Eine wichtige Tradition der Kirche ist der jährliche Nationalfeiertag von Norwegen, der 17. Mai. Dabei wird sich morgens zum hissen der Flagge getroffen und die Nationalhymne wird angestimmt. Anschließend findet ein Gottesdienst statt. Es ist wichtig rechtzeitig zu erscheinen da die Kirche fast aus allen Nähten platzt. Es herrscht eine lockere Atmosphäre und einladende Stimmung. Nach einer kurzen Pause finden sich alle im Hamburger Park Planten un Blomen ein. Aus allen Richtungen strömen Norweger mit Fahnen und Trachten und versammeln sich beim Musikpavillion zu einem Umzug mit dem Hamburger Polizei Orchester, bevor die Veranstaltung mit Spielen für die Kinder abgeschlossen wird. Dies ist aber nur eine von vielen Veranstaltungen, die unter Anderem von der Kirche organisiert wird. Es finden außerdem viele andere Aktivitäten das ganze Jahr über statt.
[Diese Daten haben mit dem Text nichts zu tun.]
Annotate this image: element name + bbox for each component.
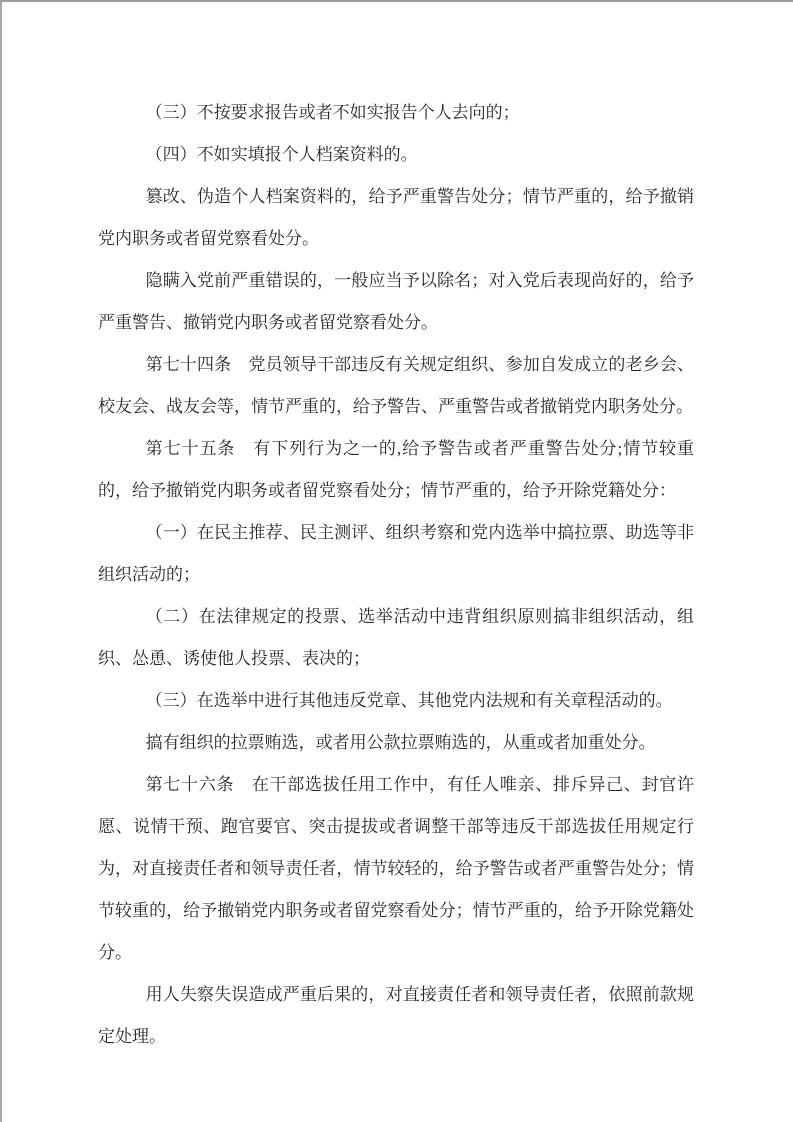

Wie alle anderen Norwegischen Seemannskirchen, bietet auch die in Hamburg, die Möglichkeit für Übernachtungen gegen einen Unkostenbeitrag an. Den Gästen steht eine kleine eingerichtete Wohnung mit Aufenthaltsraum und Küchenzeile, Bad und Schlafzimmer zur Verfügung.

Man muss nicht zwingend gläubig sein um Abstecher in die Kirche zu machen. Es lohnt einfach mal vorbei zu schauen um einen kleinen Hauch von Norwegen zu schnuppern und im Hauseigenen Kiosk eine Zeitung oder Spezialität für Zuhause mitzunehmen.